The European Union’s drugs regulator has separately criticised the speedy approval of the coronavirus vaccine. According to the European Medicines Agency, the extant and detailed examination procedures that have been incorporated by the regulator are relatively more appropriate as compared to the swift analysis conducted by British authorities. EU's drugs regulator’s approval process includes a higher number of inspections and has been based on evidential data.

FDA Commissioner defends delay

The administration has been analysing the data sets in a robust manner as compared to other drug regulators, Hahn claimed. The FDA is unlikely to provide any conclusive agreement in the approval process of the coronavirus vaccine developed by Pfizer or Moderna at least until 10 December. The FDA is already underway in reviewing and examining the raw data of Phase 3 clinical trials provided by Pfizer after the pharma company filed an urgent application for the approval of the Covid-19 vaccine on 20 November.
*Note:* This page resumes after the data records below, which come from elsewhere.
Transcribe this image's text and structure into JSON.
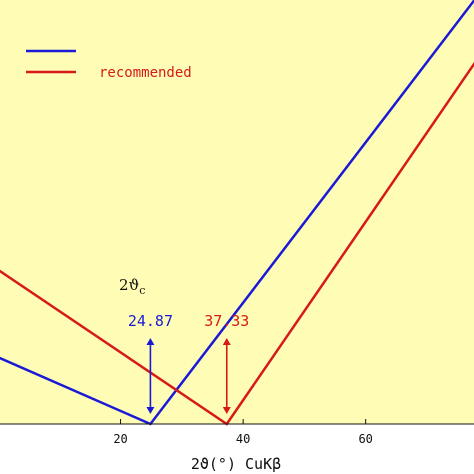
{
  "chart_data": {
    "type": "line",
    "title": "",
    "xlabel": "2ϑ(°) CuKβ",
    "ylabel": "",
    "xlim": [
      0,
      78
    ],
    "ylim": [
      0,
      2.9
    ],
    "xticks": [
      20,
      40,
      60
    ],
    "grid": false,
    "background": "#fffdb5",
    "legend": {
      "placement": "top-left",
      "entries": [
        {
          "name": "",
          "color": "#1a1ad6"
        },
        {
          "name": "recommended",
          "color": "#d61a1a"
        }
      ]
    },
    "series": [
      {
        "name": "",
        "color": "#1a1ad6",
        "points": [
          [
            -2.5,
            0.5
          ],
          [
            24.87,
            0.0
          ],
          [
            78,
            2.9
          ]
        ]
      },
      {
        "name": "recommended",
        "color": "#d61a1a",
        "points": [
          [
            -2.5,
            1.12
          ],
          [
            37.33,
            0.0
          ],
          [
            78,
            2.47
          ]
        ]
      }
    ],
    "annotations": {
      "title": "2ϑc",
      "markers": [
        {
          "label": "24.87",
          "x": 24.87,
          "color": "#1a1ad6"
        },
        {
          "label": "37.33",
          "x": 37.33,
          "color": "#d61a1a"
        }
      ]
    }
  }
}
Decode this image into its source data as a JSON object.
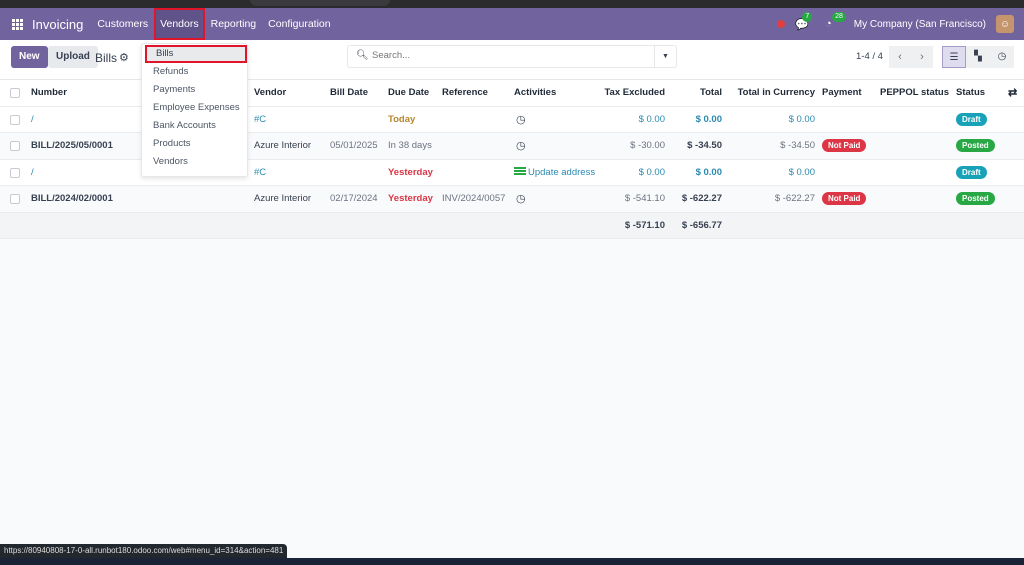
{
  "navbar": {
    "app": "Invoicing",
    "menus": [
      "Customers",
      "Vendors",
      "Reporting",
      "Configuration"
    ],
    "active_menu": "Vendors",
    "messages_count": "7",
    "activities_count": "28",
    "company": "My Company (San Francisco)"
  },
  "dropdown": {
    "items": [
      "Bills",
      "Refunds",
      "Payments",
      "Employee Expenses",
      "Bank Accounts",
      "Products",
      "Vendors"
    ],
    "selected": "Bills"
  },
  "control_panel": {
    "new_label": "New",
    "upload_label": "Upload",
    "title": "Bills",
    "search_placeholder": "Search...",
    "pager": "1-4 / 4"
  },
  "table": {
    "headers": [
      "Number",
      "Vendor",
      "Bill Date",
      "Due Date",
      "Reference",
      "Activities",
      "Tax Excluded",
      "Total",
      "Total in Currency",
      "Payment",
      "PEPPOL status",
      "Status"
    ],
    "rows": [
      {
        "number": "/",
        "vendor": "#C",
        "bill_date": "",
        "due_date": "Today",
        "reference": "",
        "activity": "",
        "tax_excluded": "$ 0.00",
        "total": "$ 0.00",
        "total_currency": "$ 0.00",
        "payment": "",
        "status": "Draft"
      },
      {
        "number": "BILL/2025/05/0001",
        "vendor": "Azure Interior",
        "bill_date": "05/01/2025",
        "due_date": "In 38 days",
        "reference": "",
        "activity": "",
        "tax_excluded": "$ -30.00",
        "total": "$ -34.50",
        "total_currency": "$ -34.50",
        "payment": "Not Paid",
        "status": "Posted"
      },
      {
        "number": "/",
        "vendor": "#C",
        "bill_date": "",
        "due_date": "Yesterday",
        "reference": "",
        "activity": "Update address",
        "tax_excluded": "$ 0.00",
        "total": "$ 0.00",
        "total_currency": "$ 0.00",
        "payment": "",
        "status": "Draft"
      },
      {
        "number": "BILL/2024/02/0001",
        "vendor": "Azure Interior",
        "bill_date": "02/17/2024",
        "due_date": "Yesterday",
        "reference": "INV/2024/0057",
        "activity": "",
        "tax_excluded": "$ -541.10",
        "total": "$ -622.27",
        "total_currency": "$ -622.27",
        "payment": "Not Paid",
        "status": "Posted"
      }
    ],
    "totals": {
      "tax_excluded": "$ -571.10",
      "total": "$ -656.77"
    }
  },
  "status_bar": {
    "url": "https://80940808-17-0-all.runbot180.odoo.com/web#menu_id=314&action=481"
  },
  "colors": {
    "brand": "#71639e",
    "draft": "#17a2b8",
    "posted": "#28a745",
    "not_paid": "#dc3545"
  }
}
The US FDA is likely to make the approval decision after convening a couple of public hearings on 10 and 17 December before which the administration will issue the documents including the findings and assessment with regard to the emergency approval of the coronavirus vaccine sought by different pharmaceutical and biotechnology companies.

The FDA’s review of the raw data issued by Pfizer and BioNTech can take up to four months or even more as the officials are examining the critical points, rigorously checking the safety and efficacy standards, quality of manufacturing, the potential side-effects, the response from various ethnic groups and specific patients. For the Phase 3 clinical trials, Pfizer and BioNTech have tested the efficacy of the coronavirus vaccine on about 44,000 volunteers, whereas Moderna’s trials included 30,000 people.